Inkjet printing requires an ink with a viscosity in the range of 3.5–30 mPa s–1[5,9] to undergo sol–gel transition upon ejection or to rapidly cure on the platform. Thus, a large proportion of biomedical materials are not suitable for inkjet printing. Exploiting the sol–gel transition of alkoxysilanes within inkjet printing[10−13] provides a huge potential for biomaterial applications, as low viscosity sols can be reacted in situ to form highly condensed structures alone or together with biopolymers to result in highly porous materials.[14−16] However, insights on the in-air reactivity of alkoxysilanes are scarce due to technical difficulties in performing real-time spectroscopic measurements on droplets that are suspended for a long period of time. Exposure of tetraethyl orthosilicate (TEOS), the most commonly used alkoxysilane in sol–gel processing, to an acidic/basic environment will also result in sol–gel transition, yielding a stable and highly elastic silica-based gel.[17] These materials have good potential for reactive jetting printing; however, clogging of colloidal particles can present as a problem during printing, and research has suggested that silica sols with a pH of 3.1 provide optimal printing behavior.[18] Consideration of the complex reaction mechanisms and kinetics is required, as these are influenced by the catalyst used, for example, an acid or a base. How this choice of catalyst impacts the evolution of silica structures during jetting needs to be characterized and compared to conventional bulk reactions.

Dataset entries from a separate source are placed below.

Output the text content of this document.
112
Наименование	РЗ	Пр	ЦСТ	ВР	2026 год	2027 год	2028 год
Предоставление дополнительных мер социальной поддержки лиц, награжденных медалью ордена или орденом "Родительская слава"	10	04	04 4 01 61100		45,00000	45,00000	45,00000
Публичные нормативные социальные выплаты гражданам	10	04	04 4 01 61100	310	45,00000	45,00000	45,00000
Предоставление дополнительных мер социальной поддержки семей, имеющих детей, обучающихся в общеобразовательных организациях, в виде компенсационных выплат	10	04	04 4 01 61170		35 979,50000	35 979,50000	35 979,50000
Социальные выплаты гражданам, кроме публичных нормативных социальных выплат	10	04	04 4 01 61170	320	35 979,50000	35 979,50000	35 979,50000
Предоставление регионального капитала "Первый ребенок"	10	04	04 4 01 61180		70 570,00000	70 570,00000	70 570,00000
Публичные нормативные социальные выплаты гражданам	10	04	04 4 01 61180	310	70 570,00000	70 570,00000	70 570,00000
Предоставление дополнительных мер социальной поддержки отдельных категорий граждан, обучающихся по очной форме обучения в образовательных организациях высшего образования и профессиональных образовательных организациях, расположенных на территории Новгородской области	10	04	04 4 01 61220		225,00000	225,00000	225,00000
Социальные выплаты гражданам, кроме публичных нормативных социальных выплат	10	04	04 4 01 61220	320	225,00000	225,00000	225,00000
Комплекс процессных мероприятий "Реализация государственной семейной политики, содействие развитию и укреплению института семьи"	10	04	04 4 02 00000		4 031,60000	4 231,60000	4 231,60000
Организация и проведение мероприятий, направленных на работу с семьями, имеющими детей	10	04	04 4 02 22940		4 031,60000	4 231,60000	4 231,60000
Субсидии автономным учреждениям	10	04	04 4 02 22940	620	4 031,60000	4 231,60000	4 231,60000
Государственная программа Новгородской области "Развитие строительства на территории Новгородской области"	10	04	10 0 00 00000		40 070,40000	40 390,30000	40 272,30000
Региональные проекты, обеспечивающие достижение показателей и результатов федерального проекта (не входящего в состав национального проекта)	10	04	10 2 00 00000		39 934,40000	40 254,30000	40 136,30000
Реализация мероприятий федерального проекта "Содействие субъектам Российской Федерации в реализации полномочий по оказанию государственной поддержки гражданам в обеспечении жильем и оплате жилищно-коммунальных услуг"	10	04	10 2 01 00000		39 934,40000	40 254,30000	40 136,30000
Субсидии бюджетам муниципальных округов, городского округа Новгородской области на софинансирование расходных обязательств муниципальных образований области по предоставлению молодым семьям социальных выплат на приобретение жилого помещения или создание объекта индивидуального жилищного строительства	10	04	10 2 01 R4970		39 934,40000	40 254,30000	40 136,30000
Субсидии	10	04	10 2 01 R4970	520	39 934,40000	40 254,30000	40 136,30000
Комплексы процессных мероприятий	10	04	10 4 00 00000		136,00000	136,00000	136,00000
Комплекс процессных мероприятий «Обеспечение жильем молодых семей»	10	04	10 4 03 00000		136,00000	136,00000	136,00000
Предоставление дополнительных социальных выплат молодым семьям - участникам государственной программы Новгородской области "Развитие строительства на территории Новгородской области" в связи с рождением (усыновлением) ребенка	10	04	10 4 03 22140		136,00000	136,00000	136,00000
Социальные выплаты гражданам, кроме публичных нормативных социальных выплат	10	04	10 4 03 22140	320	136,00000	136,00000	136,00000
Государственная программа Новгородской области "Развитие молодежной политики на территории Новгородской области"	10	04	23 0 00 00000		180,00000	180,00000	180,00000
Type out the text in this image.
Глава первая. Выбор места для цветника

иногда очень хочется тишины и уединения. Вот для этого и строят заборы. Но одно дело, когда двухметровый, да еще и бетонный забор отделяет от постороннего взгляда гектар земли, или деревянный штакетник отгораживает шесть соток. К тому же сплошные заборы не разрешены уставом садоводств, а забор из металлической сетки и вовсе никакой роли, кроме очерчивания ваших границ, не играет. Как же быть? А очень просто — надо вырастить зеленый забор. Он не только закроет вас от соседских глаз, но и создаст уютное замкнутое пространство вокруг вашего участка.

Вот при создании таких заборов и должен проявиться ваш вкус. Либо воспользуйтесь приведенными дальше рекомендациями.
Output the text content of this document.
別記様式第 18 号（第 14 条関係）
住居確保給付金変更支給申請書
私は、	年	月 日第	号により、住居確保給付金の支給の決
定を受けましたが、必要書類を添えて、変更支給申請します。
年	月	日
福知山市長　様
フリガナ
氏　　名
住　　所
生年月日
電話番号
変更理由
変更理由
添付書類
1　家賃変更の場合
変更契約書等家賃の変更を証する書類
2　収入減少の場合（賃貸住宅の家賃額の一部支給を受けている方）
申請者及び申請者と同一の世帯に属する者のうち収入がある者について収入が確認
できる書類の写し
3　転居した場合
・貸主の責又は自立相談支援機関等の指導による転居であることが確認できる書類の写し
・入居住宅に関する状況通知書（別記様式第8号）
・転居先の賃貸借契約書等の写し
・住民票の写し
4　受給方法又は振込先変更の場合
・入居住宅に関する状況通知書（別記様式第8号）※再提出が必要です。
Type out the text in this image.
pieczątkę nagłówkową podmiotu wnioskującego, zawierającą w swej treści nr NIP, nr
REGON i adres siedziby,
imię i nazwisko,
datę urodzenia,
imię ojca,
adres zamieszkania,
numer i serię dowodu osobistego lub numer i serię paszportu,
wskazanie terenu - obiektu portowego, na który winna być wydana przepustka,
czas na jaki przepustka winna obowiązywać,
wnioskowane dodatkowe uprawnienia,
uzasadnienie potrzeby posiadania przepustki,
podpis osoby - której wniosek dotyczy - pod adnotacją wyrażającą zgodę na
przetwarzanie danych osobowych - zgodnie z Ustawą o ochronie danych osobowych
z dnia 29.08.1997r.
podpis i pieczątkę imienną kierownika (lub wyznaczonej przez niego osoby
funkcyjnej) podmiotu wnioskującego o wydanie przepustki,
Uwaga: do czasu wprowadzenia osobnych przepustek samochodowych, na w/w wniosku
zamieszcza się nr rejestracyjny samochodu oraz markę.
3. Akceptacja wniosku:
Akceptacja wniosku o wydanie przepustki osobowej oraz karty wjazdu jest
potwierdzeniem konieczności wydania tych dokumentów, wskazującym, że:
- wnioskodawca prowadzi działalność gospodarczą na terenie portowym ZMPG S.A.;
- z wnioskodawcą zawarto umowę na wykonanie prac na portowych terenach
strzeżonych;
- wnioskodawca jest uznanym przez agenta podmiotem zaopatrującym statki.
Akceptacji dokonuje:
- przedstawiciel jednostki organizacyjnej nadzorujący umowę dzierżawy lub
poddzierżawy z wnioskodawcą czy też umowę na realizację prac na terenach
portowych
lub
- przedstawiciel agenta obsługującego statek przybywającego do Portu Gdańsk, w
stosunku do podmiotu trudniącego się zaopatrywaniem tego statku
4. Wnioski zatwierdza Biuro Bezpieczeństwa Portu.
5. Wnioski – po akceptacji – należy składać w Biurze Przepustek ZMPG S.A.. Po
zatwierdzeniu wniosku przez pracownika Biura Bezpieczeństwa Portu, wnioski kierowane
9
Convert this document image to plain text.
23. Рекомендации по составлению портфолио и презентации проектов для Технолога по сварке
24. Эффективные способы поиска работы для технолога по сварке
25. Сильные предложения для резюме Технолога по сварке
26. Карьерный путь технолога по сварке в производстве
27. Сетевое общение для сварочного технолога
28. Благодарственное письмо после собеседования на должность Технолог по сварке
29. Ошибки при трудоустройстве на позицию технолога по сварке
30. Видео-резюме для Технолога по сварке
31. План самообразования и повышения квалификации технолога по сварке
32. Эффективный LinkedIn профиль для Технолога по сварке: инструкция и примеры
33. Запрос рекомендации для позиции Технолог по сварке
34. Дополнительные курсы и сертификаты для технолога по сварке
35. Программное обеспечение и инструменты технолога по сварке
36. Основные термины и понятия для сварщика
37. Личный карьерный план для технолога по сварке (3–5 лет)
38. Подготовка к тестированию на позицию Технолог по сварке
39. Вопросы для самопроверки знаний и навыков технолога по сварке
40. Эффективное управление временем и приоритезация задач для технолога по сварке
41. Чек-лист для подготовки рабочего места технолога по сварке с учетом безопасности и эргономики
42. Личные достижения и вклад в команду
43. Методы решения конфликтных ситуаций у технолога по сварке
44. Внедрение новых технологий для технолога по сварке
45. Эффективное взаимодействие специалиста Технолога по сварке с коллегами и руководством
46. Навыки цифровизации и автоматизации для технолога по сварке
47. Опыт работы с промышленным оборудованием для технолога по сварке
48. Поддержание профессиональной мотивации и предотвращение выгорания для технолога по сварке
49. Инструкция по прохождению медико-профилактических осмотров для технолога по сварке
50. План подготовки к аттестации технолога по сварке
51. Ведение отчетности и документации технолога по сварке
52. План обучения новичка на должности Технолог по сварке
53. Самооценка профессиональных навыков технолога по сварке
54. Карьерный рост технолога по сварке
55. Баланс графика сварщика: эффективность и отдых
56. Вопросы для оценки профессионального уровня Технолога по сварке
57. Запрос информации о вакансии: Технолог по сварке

Optical trapping using laser beams has been previously used to manipulate aerosol droplets and study reaction behavior.[19,20] Here, the aim was to investigate the reactivity of optically trapped TEOS droplets and to assess whether the reacted droplets could be structured into novel morphologies through controlled collision using multiple optical traps to imitate the jetting process. To achieve this aim, it was necessary to study sol–gel reactions within individual aerosol droplets, focusing on acidic and basic catalyses, the time taken for gelation to occur under specific catalytic conditions, and the changes in the droplet volume as the sol–gel reaction proceeds. The reaction chemistry was followed with Raman spectroscopy and Mie scattering within the Raman signal.[21] The resulting particles were deposited on a substrate for further imaging of nanoscale structures by focused ion-beam–scanning electron microscopy (FIB–SEM).

Experimental Section

Optical Trapping of Single TEOS Droplets

An ultrasonic nebulizer was used to produce aerosol droplets of TEOS. These were delivered through 6 mm PTFE tubing to an aluminum sample chamber (Figure a) and trapped using an infrared laser beam (1064 nm) that was focused through opposing objective lenses to form a stable optical trap.[22,23] To ensure efficient delivery of a concentrated catalytic vapor to the sample chamber, nitrogen gas was passed through a bubbler containing 2 M hydrochloric acid or 1 M ammonia for acidic or basic catalysis, respectively. The 2 M HCl and 1 M NH4OH aqueous solutions had partial pressures of 2.0 × 10–4 and 5.2 × 10–2 kPa, respectively.[24] Flowing nitrogen through the aqueous catalysts in this way resulted in gaseous concentrations of 4.7 × 1013 and 1.2 × 1016 molecules cm–3 for the acidic and basic catalytic vapors, respectively,[25] and ensured that the sample chamber environment was saturated with the gaseous catalytic vapor. Sol–gel reactions were measured in real-time with Raman spectroscopy using a co-axial Ar-ion laser beam (514.5 nm) focused through the lower objective lens, and the backscattered Raman scattering was collected through the same objective lens (Figure b). The experimental method is detailed fully in the Supporting Information.

Figure 1

(a) Apparatus used to trap, observe, and assemble silica structures. (b) Diagram of the optical trapping and Raman spectroscopy laser beams at the foci of the laser beams.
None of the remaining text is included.